Arlington, VA, Oct. 03, 2017 (GLOBE NEWSWIRE) — Arlington, VA (October 3, 2017) — National Cooperative Bank, known for providing banking solutions tailored to meet the needs of cooperatives nationwide, released its annual NCB Co-op 100®, listing the nation’s top 100 revenue-earning cooperative businesses. In 2016, these businesses posted revenue totaling approximately $208 billion. The NCB Co-op 100® remains the only annual report of its kind to track the profits and successes of cooperative businesses in the United States.

“The economic impact of cooperatives is critical to our economy”, stated Charles E. Snyder, President and CEO of National Cooperative Bank. “Cooperatives can be seen in just about every industry across America, including local food, finance, housing and energy. Whether its brining fresh local food through a food co-op or affordable homeownership through a housing cooperative, cooperatives help strengthen communities.”

This year’s theme for Co-op Month is “Cooperatives Commit.” In addition to ranking the top 100 co-ops by revenue, the report also highlights the many ways co-ops commit to their members, sustainability, education, impact, kindness and their community.
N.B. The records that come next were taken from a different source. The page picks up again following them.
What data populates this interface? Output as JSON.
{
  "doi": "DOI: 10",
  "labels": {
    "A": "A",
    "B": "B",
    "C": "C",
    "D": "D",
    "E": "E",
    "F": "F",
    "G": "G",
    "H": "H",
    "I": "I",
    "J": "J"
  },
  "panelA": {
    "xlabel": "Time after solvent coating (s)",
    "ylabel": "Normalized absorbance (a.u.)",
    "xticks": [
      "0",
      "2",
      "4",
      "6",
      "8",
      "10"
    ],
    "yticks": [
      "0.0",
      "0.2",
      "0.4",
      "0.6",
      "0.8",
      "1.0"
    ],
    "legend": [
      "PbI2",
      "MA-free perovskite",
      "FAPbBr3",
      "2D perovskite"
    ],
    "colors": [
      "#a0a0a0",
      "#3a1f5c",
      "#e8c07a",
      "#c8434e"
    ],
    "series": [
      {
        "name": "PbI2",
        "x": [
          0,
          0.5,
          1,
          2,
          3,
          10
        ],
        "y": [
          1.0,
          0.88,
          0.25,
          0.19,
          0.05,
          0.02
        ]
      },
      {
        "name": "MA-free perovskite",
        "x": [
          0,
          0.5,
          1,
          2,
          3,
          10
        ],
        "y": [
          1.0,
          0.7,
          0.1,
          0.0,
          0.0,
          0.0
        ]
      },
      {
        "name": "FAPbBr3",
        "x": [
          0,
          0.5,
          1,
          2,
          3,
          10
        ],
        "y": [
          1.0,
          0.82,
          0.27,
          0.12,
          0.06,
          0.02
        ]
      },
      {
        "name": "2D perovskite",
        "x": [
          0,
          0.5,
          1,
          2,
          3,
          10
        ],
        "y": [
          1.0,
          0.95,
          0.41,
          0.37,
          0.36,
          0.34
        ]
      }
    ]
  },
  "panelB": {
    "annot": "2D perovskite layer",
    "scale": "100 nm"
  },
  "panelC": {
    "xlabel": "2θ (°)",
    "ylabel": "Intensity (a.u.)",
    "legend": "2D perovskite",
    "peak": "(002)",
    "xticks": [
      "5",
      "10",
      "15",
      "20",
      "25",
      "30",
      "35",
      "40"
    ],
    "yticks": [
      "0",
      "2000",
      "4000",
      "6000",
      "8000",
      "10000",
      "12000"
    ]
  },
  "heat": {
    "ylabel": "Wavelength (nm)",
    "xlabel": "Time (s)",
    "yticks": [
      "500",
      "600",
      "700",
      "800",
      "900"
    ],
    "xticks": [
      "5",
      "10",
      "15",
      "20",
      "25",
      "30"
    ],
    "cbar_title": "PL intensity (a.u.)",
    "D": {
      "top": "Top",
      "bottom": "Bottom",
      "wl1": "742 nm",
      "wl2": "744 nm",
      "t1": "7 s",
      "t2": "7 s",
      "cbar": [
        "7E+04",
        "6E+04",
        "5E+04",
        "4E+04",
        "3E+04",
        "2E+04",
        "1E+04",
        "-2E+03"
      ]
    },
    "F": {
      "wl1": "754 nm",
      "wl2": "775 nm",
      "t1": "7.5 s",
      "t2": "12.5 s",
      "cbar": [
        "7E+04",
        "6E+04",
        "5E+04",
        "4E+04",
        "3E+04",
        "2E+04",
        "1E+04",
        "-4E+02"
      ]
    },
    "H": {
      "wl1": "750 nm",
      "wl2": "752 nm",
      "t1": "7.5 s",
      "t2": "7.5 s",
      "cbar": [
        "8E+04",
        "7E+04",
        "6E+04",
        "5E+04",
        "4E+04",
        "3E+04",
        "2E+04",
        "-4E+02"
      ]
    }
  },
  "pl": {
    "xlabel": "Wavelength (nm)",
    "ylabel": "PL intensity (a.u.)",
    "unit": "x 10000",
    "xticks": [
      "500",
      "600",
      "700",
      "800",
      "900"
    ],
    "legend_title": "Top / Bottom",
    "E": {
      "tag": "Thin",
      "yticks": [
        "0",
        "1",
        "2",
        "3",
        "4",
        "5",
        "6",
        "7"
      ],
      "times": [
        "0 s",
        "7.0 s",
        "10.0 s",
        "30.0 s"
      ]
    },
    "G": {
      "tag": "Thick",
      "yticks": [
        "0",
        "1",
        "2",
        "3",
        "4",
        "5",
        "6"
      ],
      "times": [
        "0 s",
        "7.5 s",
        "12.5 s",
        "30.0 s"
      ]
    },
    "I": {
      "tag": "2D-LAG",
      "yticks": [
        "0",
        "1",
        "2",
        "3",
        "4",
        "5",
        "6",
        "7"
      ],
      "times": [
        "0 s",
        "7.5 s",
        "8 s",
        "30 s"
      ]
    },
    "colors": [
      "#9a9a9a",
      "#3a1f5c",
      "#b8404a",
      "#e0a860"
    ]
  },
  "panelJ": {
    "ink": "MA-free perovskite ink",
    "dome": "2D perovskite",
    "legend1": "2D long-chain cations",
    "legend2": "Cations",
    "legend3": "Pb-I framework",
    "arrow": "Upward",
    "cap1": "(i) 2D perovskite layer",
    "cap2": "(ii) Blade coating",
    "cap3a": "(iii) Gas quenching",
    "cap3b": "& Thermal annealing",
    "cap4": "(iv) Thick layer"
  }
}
The following are the top revenue producers in 2016 for the NCB Co-op 100’s main sectors:

•CHS Inc., based in Saint Paul, Minnesota reported $30.3 billion in revenues in 2016 and maintained its first place position on the NCB Co-op 100 list.
•Dairy Farmers of America, based in Kansas City, Missouri, reported $13.5 billion in revenues, earning the number two ranking this year.

•Wakefern Food Corporation/ Shoprite, based in Keasbey, New Jersey reported $12.8 billion in revenue, earning the fourth ranking this year.
•Associated Wholesale Grocers, Inc., based in Kansas City, Kansas reported revenue of $9.2 billion and earned the fifth position on the list.

Hardware & Lumber:
•ACE Hardware, based in Oak Brook, Illinois earned $5.1 billion in revenue and came in at number nine on the list.
•Do-it-Best Corp., located in Fort Wayne, Indiana earned the 12th place on the list, with $3.0 billion reported in revenue.

•Navy Federal Credit Union, headquartered in Merrifield, Virginia, earned $5.4 billion in revenues and is number eight on the list.
•CoBank headquartered in Greenwood Village, Colorado earned $2.8 billion and came in 14th on the list.

•HealthPartners, Inc., located in Bloomington, Minnesota earned $6.0 billion in revenue and is seventh on the list.

Energy & Communications:
•Basin Electric Power Cooperative, located in Bismarck, North Dakota earned the 18th position with a reported $2.0 billion in revenue in 2016.
•Oglethorpe Power Corporation, located in Tucker, Georgia earned the 27th position with reported revenue of $1.5 billion in 2016.

While the companies and rankings change each year, the cooperative sector continues to advance, playing an increasingly influential role in the national and global economy. Released annually in October during National Co-op Month, the NCB Co-op 100® is just one way the Bank strives to educate and promote the importance of this sector.